Dört dil bilmesinin faydasını gördü.
Bitmedi. Mesela:
-“Harita konusu da ayrı mücadele gerektirdi. Aylar boyunca kullanabileceğim bir harita aradım ve bulamadım. Kendim üç boyutlu fotoğraf ile işe başlayıp harita yapmaya karar verdim.”
Uzmanlardan yardım aldı. Ki konuya yabancı değildi; dedesi Mahmut Nedim Zabcı harita subayıydı...
★★★
Genelkurmay’ın elindeki krokilerden de teknik anlamda pek bir şey anlaşılmıyordu. Çoğu soluktu. Bunları üç boyutlu haritaya uyarladı.
Açıklamalı 69 kroki, 66 harita yaptı...
Uzatmayayım:
★★★
Dostum Sina Koloğlu, “mutlaka okumalısın” diye M. Nevra Ölçer’in üzerinde 12 yıl çalıştığı kitabını getirdi: “Çanakkale Efsanesi/ Boğazlara Saldırı ve Kara Savaşları.”
Yoğun emek harcanan bu titiz çalışmayı bugün konu etmemin sebebi, sizlere Çanakkale Savaşı’nı anlatmak değil...
Önceki gün... Nurcusundan Milli Görüşçüsüne kimi odaklar tek kaynağa, bir sağlam bilgiye ulaşmadan sırf karşıtlık üzerinden Çanakkale Savaşı’ndaki Mustafa Kemal’i yok saydı! (Açıp bakın; sadece bu savaştaki başarısı sebebiyle Mustafa Kemal’e -müttefikler Alman ve Bulgarlar dahil- beş madalya, bir nişan verildi!)
Kimileri sadece bu eşsiz komutanı değil, Türk’ü de görmek istemiyor.
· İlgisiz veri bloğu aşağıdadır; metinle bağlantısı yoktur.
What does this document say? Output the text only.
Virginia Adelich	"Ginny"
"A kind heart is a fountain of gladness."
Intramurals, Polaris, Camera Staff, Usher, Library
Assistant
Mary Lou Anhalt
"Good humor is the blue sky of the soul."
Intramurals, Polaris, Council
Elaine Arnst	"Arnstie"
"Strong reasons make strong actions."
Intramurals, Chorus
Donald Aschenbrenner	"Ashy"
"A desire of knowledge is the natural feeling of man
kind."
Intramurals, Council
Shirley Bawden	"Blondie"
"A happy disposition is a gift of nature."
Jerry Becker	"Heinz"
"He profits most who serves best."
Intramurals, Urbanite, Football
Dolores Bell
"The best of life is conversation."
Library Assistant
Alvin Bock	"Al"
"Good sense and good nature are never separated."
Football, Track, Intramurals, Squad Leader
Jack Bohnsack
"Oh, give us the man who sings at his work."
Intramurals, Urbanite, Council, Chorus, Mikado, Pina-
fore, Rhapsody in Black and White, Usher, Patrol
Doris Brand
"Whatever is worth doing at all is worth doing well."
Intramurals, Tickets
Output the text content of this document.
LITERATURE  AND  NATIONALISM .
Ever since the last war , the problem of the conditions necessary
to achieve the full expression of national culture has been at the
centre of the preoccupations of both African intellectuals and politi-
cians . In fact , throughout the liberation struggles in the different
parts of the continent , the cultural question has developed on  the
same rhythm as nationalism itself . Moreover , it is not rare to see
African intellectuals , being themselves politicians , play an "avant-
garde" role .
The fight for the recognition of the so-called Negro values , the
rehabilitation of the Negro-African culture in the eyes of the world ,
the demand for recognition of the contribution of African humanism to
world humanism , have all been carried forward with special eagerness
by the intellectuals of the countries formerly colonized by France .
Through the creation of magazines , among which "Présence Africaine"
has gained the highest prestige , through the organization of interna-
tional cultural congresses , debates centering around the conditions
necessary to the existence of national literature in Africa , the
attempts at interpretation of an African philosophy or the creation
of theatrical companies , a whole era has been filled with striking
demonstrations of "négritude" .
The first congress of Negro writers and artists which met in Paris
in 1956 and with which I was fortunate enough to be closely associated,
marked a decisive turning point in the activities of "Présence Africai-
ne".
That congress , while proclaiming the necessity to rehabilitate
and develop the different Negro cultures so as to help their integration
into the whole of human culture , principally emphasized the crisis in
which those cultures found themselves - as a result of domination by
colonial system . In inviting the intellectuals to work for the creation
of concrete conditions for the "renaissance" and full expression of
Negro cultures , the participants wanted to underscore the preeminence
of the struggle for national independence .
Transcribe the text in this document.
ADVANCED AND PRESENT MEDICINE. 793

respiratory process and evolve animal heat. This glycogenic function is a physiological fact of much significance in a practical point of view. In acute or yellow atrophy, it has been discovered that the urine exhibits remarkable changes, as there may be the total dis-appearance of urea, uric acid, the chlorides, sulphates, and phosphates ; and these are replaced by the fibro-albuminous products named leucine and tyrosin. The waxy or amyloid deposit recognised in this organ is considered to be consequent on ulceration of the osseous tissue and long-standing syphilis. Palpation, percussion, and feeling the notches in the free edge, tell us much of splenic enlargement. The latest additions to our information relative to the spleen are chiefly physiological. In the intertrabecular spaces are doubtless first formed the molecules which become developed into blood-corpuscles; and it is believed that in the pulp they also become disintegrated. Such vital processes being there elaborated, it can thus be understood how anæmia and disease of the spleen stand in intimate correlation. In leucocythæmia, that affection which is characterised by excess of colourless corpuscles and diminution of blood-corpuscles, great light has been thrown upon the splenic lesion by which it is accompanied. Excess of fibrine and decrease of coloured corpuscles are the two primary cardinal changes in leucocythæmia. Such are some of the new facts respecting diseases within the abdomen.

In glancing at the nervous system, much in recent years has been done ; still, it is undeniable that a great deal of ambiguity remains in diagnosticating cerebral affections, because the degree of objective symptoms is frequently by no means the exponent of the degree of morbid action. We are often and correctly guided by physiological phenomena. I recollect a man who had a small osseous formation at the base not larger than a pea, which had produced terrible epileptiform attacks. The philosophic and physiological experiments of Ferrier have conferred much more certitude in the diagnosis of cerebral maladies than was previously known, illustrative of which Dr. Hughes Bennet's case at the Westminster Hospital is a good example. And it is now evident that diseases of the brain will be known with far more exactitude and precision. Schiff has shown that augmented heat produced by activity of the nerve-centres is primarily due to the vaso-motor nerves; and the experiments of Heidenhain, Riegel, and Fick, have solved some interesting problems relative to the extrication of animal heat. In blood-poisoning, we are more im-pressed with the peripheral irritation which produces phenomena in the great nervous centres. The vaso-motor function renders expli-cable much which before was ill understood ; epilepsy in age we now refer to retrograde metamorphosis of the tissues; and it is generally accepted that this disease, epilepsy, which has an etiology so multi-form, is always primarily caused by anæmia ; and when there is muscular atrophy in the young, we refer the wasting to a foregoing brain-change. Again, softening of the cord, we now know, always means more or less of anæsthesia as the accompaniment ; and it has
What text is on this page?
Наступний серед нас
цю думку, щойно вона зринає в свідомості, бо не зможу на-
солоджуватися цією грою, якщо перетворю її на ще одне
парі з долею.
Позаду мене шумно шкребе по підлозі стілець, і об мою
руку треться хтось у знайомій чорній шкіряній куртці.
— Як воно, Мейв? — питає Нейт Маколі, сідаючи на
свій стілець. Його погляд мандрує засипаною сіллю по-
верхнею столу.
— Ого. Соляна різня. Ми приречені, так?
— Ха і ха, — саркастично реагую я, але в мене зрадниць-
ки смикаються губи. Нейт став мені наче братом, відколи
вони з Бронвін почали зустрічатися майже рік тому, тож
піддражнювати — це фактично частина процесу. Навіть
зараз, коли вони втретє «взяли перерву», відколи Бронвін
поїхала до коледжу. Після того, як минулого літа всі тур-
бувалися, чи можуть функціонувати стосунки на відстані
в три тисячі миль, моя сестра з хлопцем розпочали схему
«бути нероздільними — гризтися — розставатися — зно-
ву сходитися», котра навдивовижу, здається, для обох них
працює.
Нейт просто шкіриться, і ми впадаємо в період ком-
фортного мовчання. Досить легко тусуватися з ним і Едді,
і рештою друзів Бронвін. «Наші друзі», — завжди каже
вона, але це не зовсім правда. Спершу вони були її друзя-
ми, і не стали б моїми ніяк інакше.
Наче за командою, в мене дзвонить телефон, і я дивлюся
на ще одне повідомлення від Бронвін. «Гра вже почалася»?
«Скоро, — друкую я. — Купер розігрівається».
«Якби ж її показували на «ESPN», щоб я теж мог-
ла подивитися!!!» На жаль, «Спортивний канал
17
Bakın: Karşıt olabilirsiniz umurumda olmaz ama vasatlığa tahammülüm yok.
Ki daha kötüsü:
Halkevleri 1930’larda direnişin sembolü Çanakkale Savaşı’nı unutturmamak için anma etkinlikleri başlattı. Kitaplar yayınlandı. (Sadece 1930-1940 arası 17 kitap.) Kahramanlar halka tanıtılmaya başlandı. Amaç, çetin mücadele ruhunu unutturmamaktı...
Mustafa Kemal’in Çanakkale Savaşı’nda Mehmetçik’e “Size taarruz emretmiyorum, ölmeyi emrediyorum” sözünün vs. hatırlatılmasının sebebi milli tarihsel bilinç yaratmaktı. Çanakkale, Kurtuluş Savaşı’nın başlangıcıydı...
İşte... Günümüzde kötücül kimileri, Çanakkale destanında bile ayrım çıkararak toplumsal beraberlik ruhunu yok etmek istiyor. Yuh artık.